Fourth, applicants may still face evidentiary problems regarding lawful interstate commerce. Because cannabis distribution remains heavily state-regulated, applicants may need to navigate difficult questions concerning whether their use satisfies the Lanham Act’s interstate commerce requirements.
Emerging Filing Strategies
The early post-rescheduling filings suggest several emerging strategies.
One approach is careful medical framing. Terms such as “medicinal cannabis,” “pharmaceutical preparations,” “medical marijuana,” and “cannabis for medicinal purposes” appear repeatedly throughout the new applications as applicants seek to identify federally tolerated medical uses rather than the broader recreational cannabis market.
A second strategy is combining traditional cannabis goods with clearly lawful ancillary products or services, such as apparel, smokers’ articles, retail services, or educational services, potentially preserving partial registration value even if cannabis-specific goods are challenged.
A third strategy may be intentionally creating test cases. Some applicants likely understand that initial refusals remain possible — perhaps even likely. Nevertheless, obtaining a well-developed refusal record could create opportunities for appeals before the Trademark Trial and Appeal Board or future federal litigation forcing courts to clarify how rescheduling affects the lawful use analysis.
Looking Ahead
The next 12 to 24 months may become one of the most consequential periods in the history of cannabis trademark law as the USPTO navigates how rescheduling impacts its lawful use analysis..
Cannabis companies should watch closely for:
- USPTO examination guidance addressing Schedule III cannabis products;
- office actions involving “medical marijuana” or “medicinal cannabis” identifications;
- TTAB appeals involving lawful-use refusals after rescheduling;
- evolving FDA guidance concerning ingestible cannabinoid products;
- and distinctions between medical and adult-use cannabis applications.

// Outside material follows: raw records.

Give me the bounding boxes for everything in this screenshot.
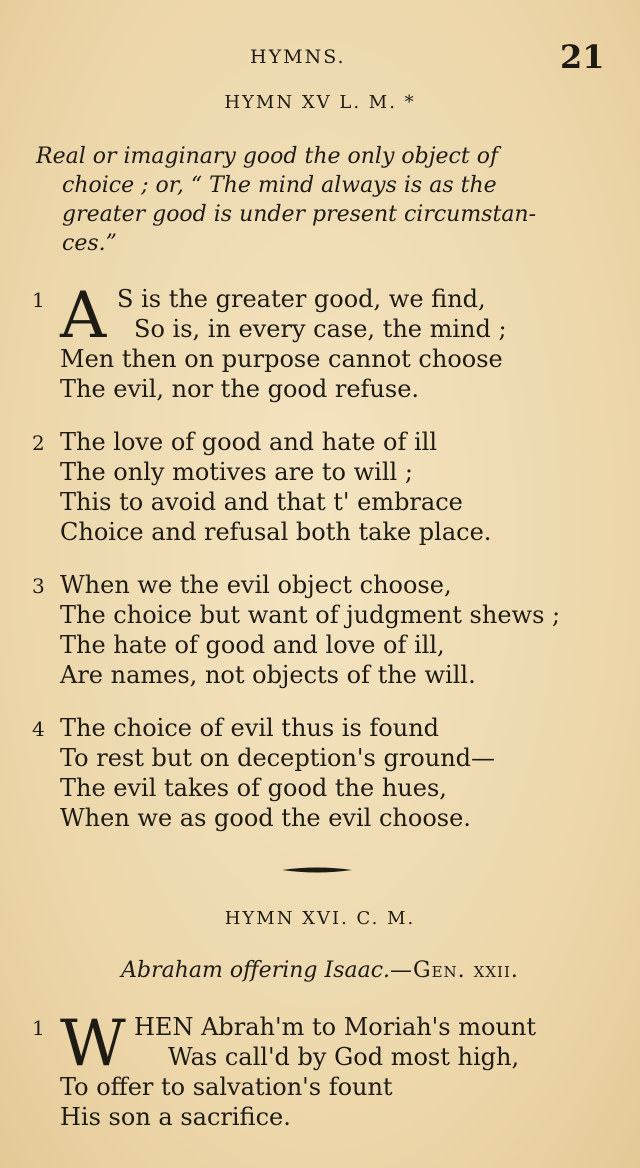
stanza-number: 3 [32,574,45,598]
drop-cap: W [60,1007,126,1081]
verse-line: The choice of evil thus is found [60,714,440,742]
hymn-15-title: HYMN XV L. M. * [224,92,416,113]
subject-line: Real or imaginary good the only object of [36,144,499,169]
verse-line: His son a sacrifice. [60,1103,291,1131]
subject-line: ces.” [62,231,117,256]
scripture-reference: —Gen. xxii. [390,958,519,983]
verse-line: The evil, nor the good refuse. [60,375,420,403]
verse-line: When we the evil object choose, [60,571,452,599]
hymn-16-title: HYMN XVI. C. M. [224,908,416,929]
verse-line: S is the greater good, we find, [117,285,486,313]
hymn-16-epigraph [0,958,640,983]
verse-line: The evil takes of good the hues, [60,774,447,802]
verse-line: The love of good and hate of ill [60,428,438,456]
stanza-number: 1 [32,288,45,312]
verse-line: The choice but want of judgment shews ; [60,601,561,629]
running-head: HYMNS. [250,46,346,68]
verse-line: To offer to salvation's fount [60,1073,393,1101]
stanza-number: 1 [32,1016,45,1040]
drop-cap: A [60,279,107,353]
verse-line: So is, in every case, the mind ; [134,315,507,343]
section-divider [282,866,352,874]
verse-line: HEN Abrah'm to Moriah's mount [134,1013,536,1041]
verse-line: The hate of good and love of ill, [60,631,445,659]
hymn-15-subject [36,142,606,258]
stanza-number: 2 [32,431,45,455]
verse-line: To rest but on deception's ground— [60,744,496,772]
verse-line: Are names, not objects of the will. [60,661,476,689]
verse-line: Choice and refusal both take place. [60,518,492,546]
verse-line: This to avoid and that t' embrace [60,488,463,516]
subject-line: choice ; or, “ The mind always is as the [62,173,497,198]
verse-line: Was call'd by God most high, [168,1043,520,1071]
verse-line: When we as good the evil choose. [60,804,471,832]
stanza-number: 4 [32,717,45,741]
subject-line: greater good is under present circumstan- [62,202,537,227]
verse-line: The only motives are to will ; [60,458,413,486]
page-header [0,38,640,78]
epigraph-text: Abraham offering Isaac. [121,958,391,983]
page-number: 21 [560,38,605,76]
verse-line: Men then on purpose cannot choose [60,345,503,373]
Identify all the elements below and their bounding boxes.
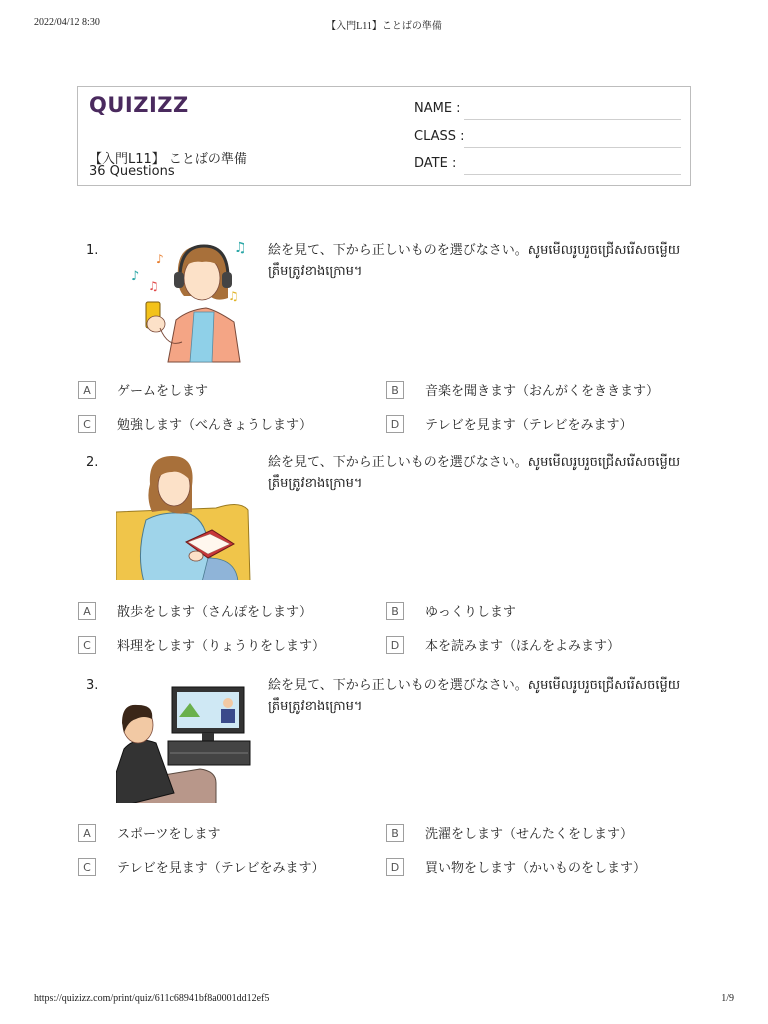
class-field[interactable] (464, 147, 681, 148)
date-field[interactable] (464, 174, 681, 175)
question-prompt: 絵を見て、下から正しいものを選びなさい。សូមមើលរូបរួចជ្រើសរើសចម្លើយត្រឹមត្រូវខាងក្រោម។ (268, 243, 681, 279)
svg-text:♪: ♪ (156, 252, 164, 266)
woman-listening-music-icon (116, 238, 256, 368)
option-a-text: スポーツをします (117, 827, 221, 842)
svg-text:♫: ♫ (228, 289, 239, 303)
option-d-text: テレビを見ます（テレビをみます） (425, 418, 633, 433)
option-a-text: ゲームをします (117, 384, 209, 399)
page-number: 1/9 (721, 993, 734, 1004)
option-d-box[interactable]: D (386, 636, 404, 654)
question-prompt: 絵を見て、下から正しいものを選びなさい。សូមមើលរូបរួចជ្រើសរើសចម្លើយត្រឹមត្រូវខាងក្រោម។ (268, 678, 681, 714)
option-b-text: 洗濯をします（せんたくをします） (425, 827, 634, 842)
question-prompt: 絵を見て、下から正しいものを選びなさい。សូមមើលរូបរួចជ្រើសរើសចម្លើយត្រឹមត្រូវខាងក្រោម។ (268, 455, 681, 491)
option-d-text: 買い物をします（かいものをします） (425, 861, 647, 876)
question-number: 1. (86, 243, 99, 258)
man-watching-tv-icon (116, 673, 256, 803)
option-a-text: 散歩をします（さんぽをします） (117, 605, 313, 620)
svg-text:♫: ♫ (148, 279, 159, 293)
option-b-box[interactable]: B (386, 824, 404, 842)
print-title: 【入門L11】ことばの準備 (326, 21, 442, 32)
class-label: CLASS : (414, 129, 465, 144)
date-label: DATE : (414, 156, 457, 171)
print-footer (0, 993, 768, 1007)
name-label: NAME : (414, 101, 461, 116)
option-b-text: ゆっくりします (425, 605, 516, 620)
option-d-text: 本を読みます（ほんをよみます） (425, 639, 621, 654)
svg-text:♪: ♪ (131, 269, 140, 284)
question-count: 36 Questions (89, 164, 175, 179)
option-b-text: 音楽を聞きます（おんがくをききます） (425, 384, 660, 399)
option-b-box[interactable]: B (386, 381, 404, 399)
option-d-box[interactable]: D (386, 858, 404, 876)
option-a-box[interactable]: A (78, 602, 96, 620)
name-field[interactable] (464, 119, 681, 120)
question-number: 2. (86, 455, 99, 470)
option-c-text: 料理をします（りょうりをします） (117, 639, 326, 654)
quizizz-logo: QUIZIZZ (89, 93, 189, 117)
option-a-box[interactable]: A (78, 824, 96, 842)
option-c-text: テレビを見ます（テレビをみます） (117, 861, 325, 876)
option-c-box[interactable]: C (78, 415, 96, 433)
question-number: 3. (86, 678, 99, 693)
svg-text:♫: ♫ (234, 240, 247, 256)
option-a-box[interactable]: A (78, 381, 96, 399)
woman-reading-book-icon (116, 450, 256, 580)
option-d-box[interactable]: D (386, 415, 404, 433)
quiz-header-box (77, 86, 691, 186)
print-header (0, 17, 768, 31)
print-url[interactable]: https://quizizz.com/print/quiz/611c68941bf8a0001dd12ef5 (34, 993, 270, 1004)
quiz-title: 【入門L11】 ことばの準備 (89, 152, 247, 167)
option-b-box[interactable]: B (386, 602, 404, 620)
option-c-box[interactable]: C (78, 858, 96, 876)
option-c-text: 勉強します（べんきょうします） (117, 418, 313, 433)
option-c-box[interactable]: C (78, 636, 96, 654)
print-datetime: 2022/04/12 8:30 (34, 17, 100, 28)
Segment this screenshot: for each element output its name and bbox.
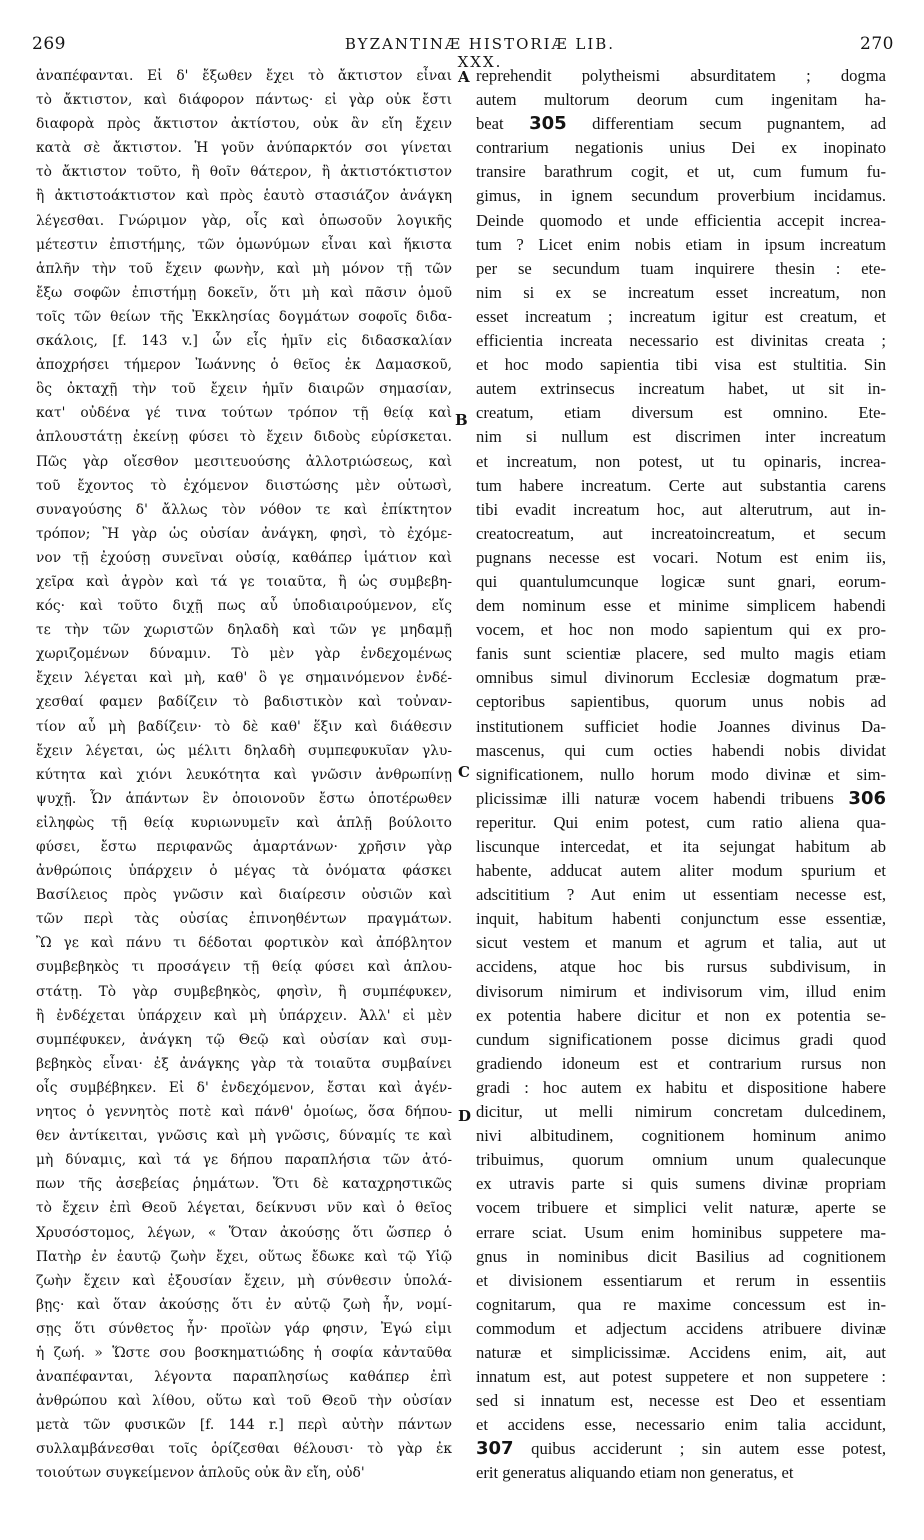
text-line: et accidens esse, necessario enim talia accidunt, [476, 1415, 886, 1435]
latin-page-number: 306 [848, 787, 886, 809]
text-line: omnibus simul divinorum Ecclesiæ dogmatum præ- [476, 668, 886, 688]
text-line: κατὰ σὲ ἄκτιστον. Ἡ γοῦν ἀνύπαρκτόν σοι γίνεται [36, 140, 452, 157]
right-page-number: 270 [860, 34, 894, 54]
text-line: Ὢ γε καὶ πάνυ τι δέδοται φορτικὸν καὶ ἀπόβλητον [36, 935, 452, 952]
text-line: ἀποχρήσει τήμερον Ἰωάννης ὁ θεῖος ἐκ Δαμασκοῦ, [36, 357, 452, 374]
text-line: ἀναπέφανται, λέγοντα παραπλησίως καθάπερ ἐπὶ [36, 1369, 452, 1386]
text-line: fanis sunt scientiæ placere, sed multo magis etiam [476, 644, 886, 664]
margin-marker-c: C [458, 763, 470, 781]
greek-text-column [36, 64, 452, 1486]
text-line: Πῶς γὰρ οἴεσθον μεσιτευούσης ἀλλοτριώσεως, καὶ [36, 453, 452, 470]
text-line: sicut vestem et manum et agrum et talia, aut ut [476, 933, 886, 953]
text-line: errare sciat. Usum enim hominibus suppetere ma- [476, 1222, 886, 1242]
text-line: efficientia increata necessario est divinitas creata ; [476, 331, 886, 351]
text-line: commodum et adjectum accidens atribuere divinæ [476, 1318, 886, 1338]
text-line: vocem, et hoc non modo sapientum qui ex pro- [476, 620, 886, 640]
text-line: adscititium ? Aut enim ut essentiam necesse est, [476, 885, 886, 905]
text-line: ἔχειν λέγεται, ὡς μέλιτι δηλαδὴ συμπεφυκυῖαν γλυ- [36, 742, 452, 759]
latin-page-number: 305 [529, 113, 567, 135]
text-line: μέτεστιν ἐπιστήμης, τῶν ὁμωνύμων εἶναι καὶ ἥκιστα [36, 236, 452, 253]
text-line: ex potentia habere dicitur et non ex potentia se- [476, 1005, 886, 1025]
text-line: et divisionem essentiarum et rerum in essentiis [476, 1270, 886, 1290]
text-line: institutionem sufficiet hodie Joannes divinus Da- [476, 716, 886, 736]
text-line: ἔξω σοφῶν ἐπιστήμῃ δοκεῖν, ὅτι μὴ καὶ πᾶσιν ὁμοῦ [36, 284, 452, 301]
text-line: cognitarum, qua re maxime concessum est in- [476, 1294, 886, 1314]
text-line: τὸ ἄκτιστον τοῦτο, ἢ θοῖν θάτερον, ἢ ἀκτιστόκτιστον [36, 164, 452, 181]
text-line: plicissimæ illi naturæ vocem habendi tribuens 306 [476, 787, 886, 809]
text-line: σκάλοις, [f. 143 v.] ὧν εἷς ἡμῖν εἰς διδασκαλίαν [36, 333, 452, 350]
text-line: μὴ δύναμις, καὶ τά γε δήπου παραπλήσια τῶν ἀτό- [36, 1152, 452, 1169]
text-line: τὸ ἔχειν ἐπὶ Θεοῦ λέγεται, δείκνυσι νῦν καὶ ὁ θεῖος [36, 1200, 452, 1217]
margin-marker-d: D [458, 1107, 472, 1125]
text-line: ἡ ζωή. » Ὥστε σου βοσκηματιώδης ἡ σοφία κἀνταῦθα [36, 1344, 452, 1361]
text-line: ἔχειν λέγεται καὶ μὴ, καθ' ὃ γε σημαινόμενον ἐνδέ- [36, 670, 452, 687]
text-line: vocem tribuere et simplici velit naturæ, aperte se [476, 1198, 886, 1218]
text-line: σῃς ὅτι σύνθετος ἦν· προϊὼν γάρ φησιν, Ἐγώ εἰμι [36, 1320, 452, 1337]
text-line: innatum est, aut potest suppetere et non suppetere : [476, 1367, 886, 1387]
text-line: ἢ ἀκτιστοάκτιστον καὶ πρὸς ἑαυτὸ στασιάζον ἀνάγκη [36, 188, 452, 205]
margin-marker-b: B [455, 411, 468, 429]
text-line: φύσει, ἔστω περιφανῶς ἁμαρτάνων· χρῆσιν γὰρ [36, 839, 452, 855]
text-line: tum habere increatum. Certe aut substantia carens [476, 475, 886, 495]
text-line: πων τῆς ἀσεβείας ῥημάτων. Ὅτι δὲ καταχρηστικῶς [36, 1176, 452, 1193]
text-line: εἰληφὼς τῇ θείᾳ κυριωνυμεῖν καὶ ἁπλῇ βούλοιτο [36, 814, 452, 831]
text-line: inquit, habitum habenti conjunctum esse essentiæ, [476, 909, 886, 929]
text-line: ζωὴν ἔχειν καὶ ἐξουσίαν ἔχειν, μὴ σύνθεσιν ὑπολά- [36, 1272, 452, 1289]
text-line: ἁπλουστάτῃ ἐκείνῃ φύσει τὸ ἔχειν διδοὺς εὑρίσκεται. [36, 429, 452, 446]
text-line: συμπέφυκεν, ἀνάγκη τῷ Θεῷ καὶ οὐσίαν καὶ συμ- [36, 1031, 452, 1048]
text-line: esset increatum ; increatum igitur est creatum, et [476, 306, 886, 326]
text-line: nim si nullum est discrimen inter increatum [476, 427, 886, 447]
text-line: pugnans necesse est vocari. Notum est enim iis, [476, 547, 886, 567]
text-line: τρόπον; Ἢ γὰρ ὡς οὐσίαν ἀνάγκη, φησὶ, τὸ ἐχόμε- [36, 525, 452, 542]
latin-page-number: 307 [476, 1438, 514, 1460]
text-line: τὸ ἄκτιστον, καὶ διάφορον πάντως· εἰ γὰρ οὐκ ἔστι [36, 92, 452, 109]
left-page-number: 269 [32, 34, 66, 54]
text-line: χεσθαί φαμεν βαδίζειν τὸ βαδιστικὸν καὶ τοὐναν- [36, 694, 452, 711]
text-line: gimus, in ignem secundum proverbium incidamus. [476, 186, 886, 206]
text-line: autem multorum deorum cum ingenitam ha- [476, 90, 886, 110]
text-line: tum ? Licet enim nobis etiam in ipsum increatum [476, 234, 886, 254]
text-line: λέγεσθαι. Γνώριμον γὰρ, οἷς καὶ ὁπωσοῦν λογικῆς [36, 212, 452, 229]
margin-marker-a: A [458, 68, 470, 86]
text-line: κύτητα καὶ χιόνι λευκότητα καὶ γνῶσιν ἀνθρωπίνῃ [36, 766, 452, 783]
text-line: et hoc modo sapientia tibi visa est stultitia. Sin [476, 355, 886, 375]
text-line: Χρυσόστομος, λέγων, « Ὅταν ἀκούσῃς ὅτι ὥσπερ ὁ [36, 1224, 452, 1241]
text-line: συμβεβηκὸς τι προσάγειν τῇ θείᾳ φύσει καὶ ἁπλου- [36, 959, 452, 976]
text-line: sed si innatum est, necesse est Deo et essentiam [476, 1391, 886, 1411]
text-line: qui quantulumcunque logicæ sunt gnari, eorum- [476, 571, 886, 591]
text-line: χεῖρα καὶ ἀγρὸν καὶ τά γε τοιαῦτα, ἢ ὡς συμβεβη- [36, 573, 452, 590]
text-line: τῶν περὶ τὰς οὐσίας ἐπινοηθέντων πραγμάτων. [36, 911, 452, 928]
text-line: κατ' οὐδένα γέ τινα τούτων τρόπον τῇ θείᾳ καὶ [36, 405, 452, 422]
text-line: erit generatus aliquando etiam non generatus, et [476, 1463, 794, 1483]
text-line: τοῦ ἔχοντος τὸ ἐχόμενον διιστώσης μὲν οὑτωσὶ, [36, 477, 452, 494]
text-line: οἷς συμβέβηκεν. Εἰ δ' ἐνδεχόμενον, ἔσται καὶ ἀγέν- [36, 1079, 452, 1096]
text-line: cundum significationem posse dicimus gradi quod [476, 1029, 886, 1049]
text-line: στάτῃ. Τὸ γὰρ συμβεβηκὸς, φησὶν, ἢ συμπέφυκεν, [36, 983, 452, 1000]
text-line: ceptoribus sapientibus, quorum unus nobis ad [476, 692, 886, 712]
text-line: ἀνθρώποις ὑπάρχειν ὁ μέγας τὰ ὀνόματα φάσκει [36, 863, 452, 880]
text-line: ἢ ἐνδέχεται ὑπάρχειν καὶ μὴ ὑπάρχειν. Ἀλλ' εἰ μὲν [36, 1007, 452, 1024]
text-line: tribuimus, quorum omnium unum qualecunque [476, 1150, 886, 1170]
text-line: 307 quibus acciderunt ; sin autem esse potest, [476, 1438, 886, 1460]
text-line: naturæ et simplicissimæ. Accidens enim, ait, aut [476, 1342, 886, 1362]
text-line: ἀνθρώπου καὶ λίθου, οὕτω καὶ τοῦ Θεοῦ τὴν οὐσίαν [36, 1393, 452, 1410]
text-line: transire barathrum cogit, et ut, cum fumum fu- [476, 162, 886, 182]
text-line: διαφορὰ πρὸς ἄκτιστον ἀκτίστου, οὐκ ἂν εἴη ἔχειν [36, 116, 452, 133]
text-line: creatocreatum, aut increatoincreatum, et secum [476, 523, 886, 543]
text-line: reperitur. Qui enim potest, cum ratio aliena qua- [476, 812, 886, 832]
text-line: contrarium negationis unius Dei ex inopinato [476, 138, 886, 158]
text-line: θεν ἀντίκειται, γνῶσις καὶ μὴ γνῶσις, δύναμίς τε καὶ [36, 1128, 452, 1145]
text-line: βῃς· καὶ ὅταν ἀκούσῃς ὅτι ἐν αὐτῷ ζωὴ ἦν, νομί- [36, 1296, 452, 1313]
text-line: tibi evadit increatum hoc, aut alterutrum, aut in- [476, 499, 886, 519]
text-line: νητος ὁ γεννητὸς ποτὲ καὶ πάνθ' ὁμοίως, ὅσα δήπου- [36, 1104, 452, 1121]
text-line: gradi : hoc autem ex habitu et dispositione habere [476, 1077, 886, 1097]
text-line: gradiendo idoneum est et contrarium rursus non [476, 1053, 886, 1073]
text-line: τοιούτων συγκείμενον ἁπλοῦς οὐκ ἂν εἴη, οὐδ' [36, 1465, 365, 1482]
text-line: βεβηκὸς εἶναι· ἐξ ἀνάγκης γὰρ τὰ τοιαῦτα συμβαίνει [36, 1055, 452, 1072]
text-line: autem extrinsecus increatum habet, ut sit in- [476, 379, 886, 399]
text-line: significationem, nullo horum modo divinæ et sim- [476, 764, 886, 784]
text-line: τίον αὖ μὴ βαδίζειν· τὸ δὲ καθ' ἕξιν καὶ διάθεσιν [36, 718, 452, 735]
text-line: habente, adducat autem aliter modum spurium et [476, 861, 886, 881]
text-line: nivi albitudinem, cognitionem hominum animo [476, 1126, 886, 1146]
text-line: dem nominum esse et minime simplicem habendi [476, 596, 886, 616]
text-line: κός· καὶ τοῦτο διχῇ πως αὖ ὑποδιαιρούμενον, εἴς [36, 598, 452, 615]
text-line: Πατὴρ ἐν ἑαυτῷ ζωὴν ἔχει, οὕτως ἔδωκε καὶ τῷ Υἱῷ [36, 1248, 452, 1265]
text-line: beat 305 differentiam secum pugnantem, ad [476, 113, 886, 135]
text-line: ἁπλῆν τὴν τοῦ ἔχειν φωνὴν, καὶ μὴ μόνον τῇ τῶν [36, 260, 452, 277]
text-line: μετὰ τῶν φυσικῶν [f. 144 r.] περὶ αὐτὴν πάντων [36, 1417, 452, 1434]
text-line: nim si ex se increatum esset increatum, non [476, 282, 886, 302]
text-line: gnus in nominibus dicit Basilius ad cognitionem [476, 1246, 886, 1266]
text-line: ex utravis parte si quis sumens divinæ propriam [476, 1174, 886, 1194]
latin-text-column [476, 64, 886, 1486]
text-line: τοῖς τῶν θείων τῆς Ἐκκλησίας δογμάτων σοφοῖς διδα- [36, 308, 452, 325]
text-line: συλλαμβάνεσθαι τοῖς ὁρίζεσθαι θέλουσι· τὸ γὰρ ἐκ [36, 1441, 452, 1458]
text-line: Deinde quomodo et unde efficientia accepit increa- [476, 210, 886, 230]
text-line: ὃς ὀκταχῇ τὴν τοῦ ἔχειν ἡμῖν διαιρῶν σημασίαν, [36, 381, 452, 398]
text-line: Βασίλειος πρὸς γνῶσιν καὶ διαίρεσιν οὐσιῶν καὶ [36, 887, 452, 904]
text-line: et increatum, non potest, ut tu opinaris, increa- [476, 451, 886, 471]
running-header [30, 34, 896, 71]
text-line: mascenus, qui cum octies habendi nobis dividat [476, 740, 886, 760]
text-line: accidens, atque hoc bis rursus subdivisum, in [476, 957, 886, 977]
text-line: dicitur, ut melli nimirum concretam dulcedinem, [476, 1102, 886, 1122]
text-line: συναγούσης δ' ἄλλως τὸν νόθον τε καὶ ἐπίκτητον [36, 501, 452, 518]
text-line: ἀναπέφανται. Εἰ δ' ἔξωθεν ἔχει τὸ ἄκτιστον εἶναι [36, 68, 452, 84]
text-line: per se secundum tuam inquirere thesin : ete- [476, 258, 886, 278]
running-title: BYZANTINÆ HISTORIÆ LIB. XXX. [344, 35, 616, 71]
text-line: liscunque intercedat, et ita sejungat habitum ab [476, 837, 886, 856]
text-line: τε τὴν τῶν χωριστῶν δηλαδὴ καὶ τῶν γε μηδαμῇ [36, 622, 452, 639]
text-line: ψυχῇ. Ὧν ἁπάντων ἓν ὁποιονοῦν ἔστω ὁποτέρωθεν [36, 790, 452, 807]
text-line: νον τῇ ἐχούσῃ συνεῖναι οὐσίᾳ, καθάπερ ἱμάτιον καὶ [36, 549, 452, 566]
text-line: creatum, etiam diversum est omnino. Ete- [476, 403, 886, 423]
text-line: reprehendit polytheismi absurditatem ; dogma [476, 66, 886, 85]
text-line: χωριζομένων δύναμιν. Τὸ μὲν γὰρ ἐνδεχομένως [36, 646, 452, 663]
text-line: divisorum nimirum et indivisorum vim, illud enim [476, 981, 886, 1001]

For cannabis brand owners, the current moment presents both opportunity and risk. Applicants willing to become early test cases may gain substantial strategic advantages if federal registration pathways begin to open. At the same time, uncertainty surrounding the CSA, FDCA, interstate commerce, and agency enforcement means that aggressive filing strategies still require careful legal analysis.
What is clear, however, is that the federal trademark conversation has fundamentally changed. Applications that once would have been viewed as facially impossible are now being filed openly and intentionally. Whether those applications ultimately register may determine the next chapter of cannabis intellectual property law.